Ontwerp van Sebastiano Serlio (1545), waarin perspectief in de theatervormgeving voor het eerst echt goed naar voren kwam.

Gedurende de Renaissance ontstond opnieuw de fascinatie voor de kunst van 'perspectief'. In 1508 werd dit idee voor het eerst gebruikt door Pellegrino da San Daniele, die voor de voorstelling The Casket at Ferrara met de coulissedoeken en het achterdoek een perspectief van een straat wist te creëren.[22] Rond 1540 werden er daadwerkelijk driedimensionale decors gebouwd. Daarbij werd de toneelvloer ook licht oplopend gemaakt. Een bekend voorbeeld is te zien in het eerder aangehaalde Teatro Olimpico, maar ook het ontwerp van Sebastiano Selio uit 1545.[23]

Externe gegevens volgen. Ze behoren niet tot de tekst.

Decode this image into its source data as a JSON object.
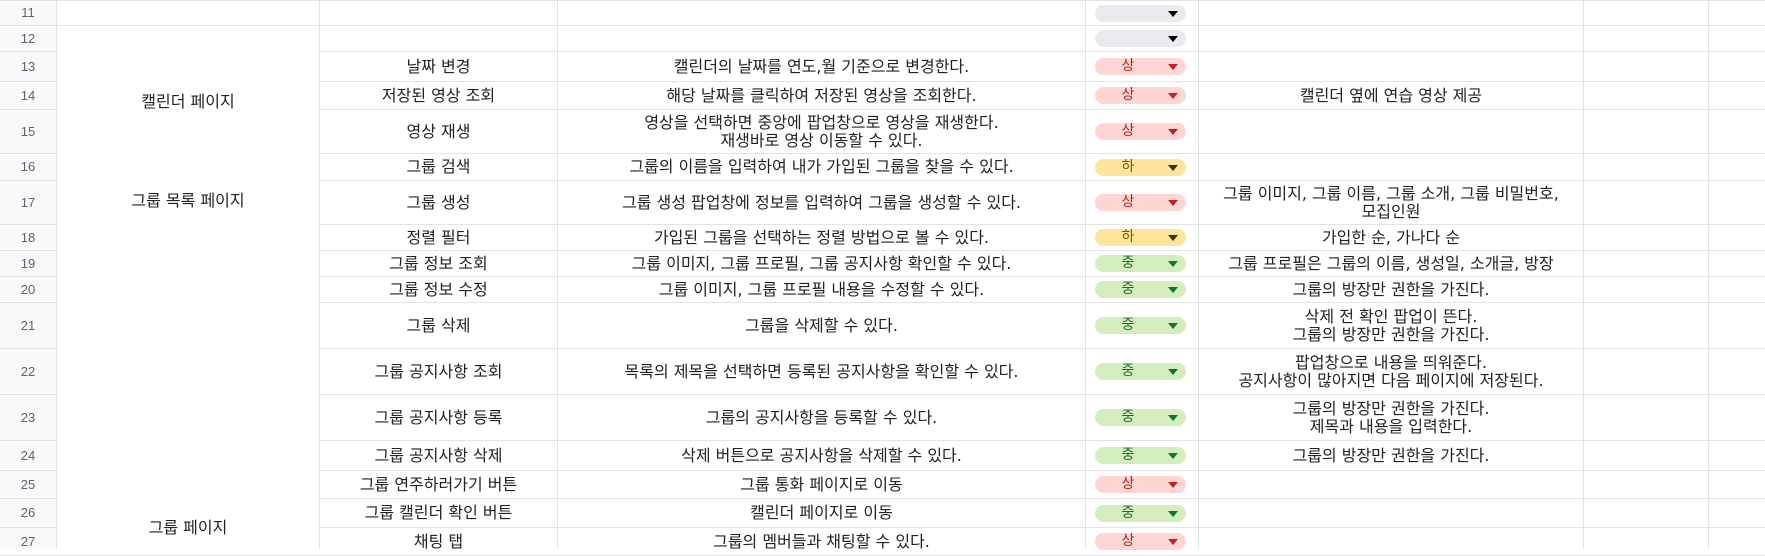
{
  "colors": {
    "high_bg": "#ffd6d4",
    "high_text": "#b3261e",
    "high_arrow": "#c5221f",
    "mid_bg": "#d4edbc",
    "mid_text": "#1e6e37",
    "mid_arrow": "#137333",
    "low_bg": "#ffe49c",
    "low_text": "#7a5a00",
    "low_arrow": "#3c3000",
    "empty_bg": "#e8eaed",
    "empty_arrow": "#000000"
  },
  "icons": {
    "dropdown": "triangle-down-icon"
  },
  "rows": [
    {
      "num": "11",
      "feature": "",
      "desc": [],
      "priority": "",
      "note": []
    },
    {
      "num": "12",
      "feature": "",
      "desc": [],
      "priority": "",
      "note": []
    },
    {
      "num": "13",
      "feature": "날짜 변경",
      "desc": [
        "캘린더의 날짜를 연도,월 기준으로 변경한다."
      ],
      "priority": "상",
      "note": []
    },
    {
      "num": "14",
      "feature": "저장된 영상 조회",
      "desc": [
        "해당 날짜를 클릭하여 저장된 영상을 조회한다."
      ],
      "priority": "상",
      "note": [
        "캘린더 옆에 연습 영상 제공"
      ]
    },
    {
      "num": "15",
      "feature": "영상 재생",
      "desc": [
        "영상을 선택하면 중앙에 팝업창으로 영상을 재생한다.",
        "재생바로 영상 이동할 수 있다."
      ],
      "priority": "상",
      "note": []
    },
    {
      "num": "16",
      "feature": "그룹 검색",
      "desc": [
        "그룹의 이름을 입력하여 내가 가입된 그룹을 찾을 수 있다."
      ],
      "priority": "하",
      "note": []
    },
    {
      "num": "17",
      "feature": "그룹 생성",
      "desc": [
        "그룹 생성 팝업창에 정보를 입력하여 그룹을 생성할 수 있다."
      ],
      "priority": "상",
      "note": [
        "그룹 이미지, 그룹 이름, 그룹 소개, 그룹 비밀번호,",
        "모집인원"
      ]
    },
    {
      "num": "18",
      "feature": "정렬 필터",
      "desc": [
        "가입된 그룹을 선택하는 정렬 방법으로 볼 수 있다."
      ],
      "priority": "하",
      "note": [
        "가입한 순, 가나다 순"
      ]
    },
    {
      "num": "19",
      "feature": "그룹 정보 조회",
      "desc": [
        "그룹 이미지, 그룹 프로필, 그룹 공지사항 확인할 수 있다."
      ],
      "priority": "중",
      "note": [
        "그룹 프로필은 그룹의 이름, 생성일, 소개글, 방장"
      ]
    },
    {
      "num": "20",
      "feature": "그룹 정보 수정",
      "desc": [
        "그룹 이미지, 그룹 프로필 내용을 수정할 수 있다."
      ],
      "priority": "중",
      "note": [
        "그룹의 방장만 권한을 가진다."
      ]
    },
    {
      "num": "21",
      "feature": "그룹 삭제",
      "desc": [
        "그룹을 삭제할 수 있다."
      ],
      "priority": "중",
      "note": [
        "삭제 전 확인 팝업이 뜬다.",
        "그룹의 방장만 권한을 가진다."
      ]
    },
    {
      "num": "22",
      "feature": "그룹 공지사항 조회",
      "desc": [
        "목록의 제목을 선택하면 등록된 공지사항을 확인할 수 있다."
      ],
      "priority": "중",
      "note": [
        "팝업창으로 내용을 띄워준다.",
        "공지사항이 많아지면 다음 페이지에 저장된다."
      ]
    },
    {
      "num": "23",
      "feature": "그룹 공지사항 등록",
      "desc": [
        "그룹의 공지사항을 등록할 수 있다."
      ],
      "priority": "중",
      "note": [
        "그룹의 방장만 권한을 가진다.",
        "제목과 내용을 입력한다."
      ]
    },
    {
      "num": "24",
      "feature": "그룹 공지사항 삭제",
      "desc": [
        "삭제 버튼으로 공지사항을 삭제할 수 있다."
      ],
      "priority": "중",
      "note": [
        "그룹의 방장만 권한을 가진다."
      ]
    },
    {
      "num": "25",
      "feature": "그룹 연주하러가기 버튼",
      "desc": [
        "그룹 통화 페이지로 이동"
      ],
      "priority": "상",
      "note": []
    },
    {
      "num": "26",
      "feature": "그룹 캘린더 확인 버튼",
      "desc": [
        "캘린더 페이지로 이동"
      ],
      "priority": "중",
      "note": []
    },
    {
      "num": "27",
      "feature": "채팅 탭",
      "desc": [
        "그룹의 멤버들과 채팅할 수 있다."
      ],
      "priority": "상",
      "note": []
    }
  ],
  "pages": [
    {
      "label": "캘린더 페이지"
    },
    {
      "label": "그룹 목록 페이지"
    },
    {
      "label": "그룹 페이지"
    }
  ]
}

Van grote invloed op het ontstaan van theatervormgeving zoals we dat nu kennen, waren de voorstellingen die door hertog George II van Saksen-Meiningen in zijn hoftheater werden georganiseerd. Hij streefde in zijn voorstellingen naar historische nauwkeurigheid en ontwierp op basis van bronnen (zoals schilderijen) passende decors en kostuums bij de tekst. Hij gaf samen met zijn echtgenote, de actrice Ellen Franz aan acteurs nauwgezette instructies t.a.v. hun optreden en zij waren daarmee de eerste regisseur en vormgever zoals die functies in de twintigste eeuw betekenis kregen.[24]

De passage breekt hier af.